Cześć.
Nigdy nie udzielałam się na forach, ale w ostatnich dniach czytanie historii podobnych do moich daje mi jedyne ukojenie i nadzieję.
Byłam w 11 tc, okazało się , że od 6 ciąża obumarła. Nie wiem dlaczego.
Już przed ciążą zażywałam kwas foliowy i witaminy. W 6 tyg byłam u ginekologa powiedział, że wszystko jest książkowo, więc nie wiem jak to możliwe, kiedy to wszystko się stało, dlaczego on nic nie widział.

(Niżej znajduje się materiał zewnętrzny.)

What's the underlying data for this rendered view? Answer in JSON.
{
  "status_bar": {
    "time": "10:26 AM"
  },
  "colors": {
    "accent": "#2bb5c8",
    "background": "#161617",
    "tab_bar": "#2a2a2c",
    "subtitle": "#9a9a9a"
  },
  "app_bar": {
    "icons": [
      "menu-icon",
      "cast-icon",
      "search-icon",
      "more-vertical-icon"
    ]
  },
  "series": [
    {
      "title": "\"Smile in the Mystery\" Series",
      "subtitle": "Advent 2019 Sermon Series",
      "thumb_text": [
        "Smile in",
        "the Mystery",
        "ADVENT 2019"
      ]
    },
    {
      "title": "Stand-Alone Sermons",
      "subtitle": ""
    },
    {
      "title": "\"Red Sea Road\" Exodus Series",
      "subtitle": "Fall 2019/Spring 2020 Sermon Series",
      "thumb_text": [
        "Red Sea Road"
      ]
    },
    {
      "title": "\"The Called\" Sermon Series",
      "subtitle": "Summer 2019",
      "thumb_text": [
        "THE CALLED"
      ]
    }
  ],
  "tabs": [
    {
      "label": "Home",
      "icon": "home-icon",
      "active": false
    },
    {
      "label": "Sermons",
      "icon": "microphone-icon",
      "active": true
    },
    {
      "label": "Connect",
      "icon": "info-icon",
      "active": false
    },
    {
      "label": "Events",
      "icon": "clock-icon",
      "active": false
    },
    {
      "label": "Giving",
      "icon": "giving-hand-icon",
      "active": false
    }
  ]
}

Miałam następną wizytę umówioną za miesiąc, co tydzień czytałam jak maleństwo się rozwija, że wykształcają mu się kończyny, paluszki. Tak się cieszyłam , że w końcu zobaczę jak mu bije serduszko, niestety 2 dni przed wizytą zaczęłam lekko plamić. Starałam się nie denerwować, ale całą noc nie spałam i modliłam się żeby dzidzia była cała. Rano pojechałam do szpitala. USG robił mi stażysta – nic nie powiedział – poszedł po lekarkę, a ja już wiedziałam ,ze coś jest nie tak, patrzyłam na ekran, a tam nie było nic widać tylko pustkę.. Wpadłam w rozpacz, kazali mi wyjść przed oddział, bo ciężarne kobiety powychodziły i zaczęły patrzeć, więc ze względu na ich dobro kazali mi wyjść. Dali mi kilka razy na uspokojenie lekarstwa. Choć tyle, że nie leżałam na Sali z ciężarnymi. Najgorsza była noc, do tej pory jak idę do łazienki to pamiętam to uczucie jak to ze mnie wypadało, pół nocy siedziałam w wc sama ,patrzyłam na to wszystko, wisiało mi to między nogami, ręką pomagałam to oderwać i płakałam, dopiero jak wyszłam z łazienki i zemdlałam to się mną ktoś zainteresował. Po kilku godzinach zrobili mi łyżeczkowanie, tylko jedna pielęgniarka pogłaskała mnie po głowie a lekarz tylko kurwował na nie , że mnie wzięły na zabieg z takim ciśnienie. Po kilku godzinach byłam w domu.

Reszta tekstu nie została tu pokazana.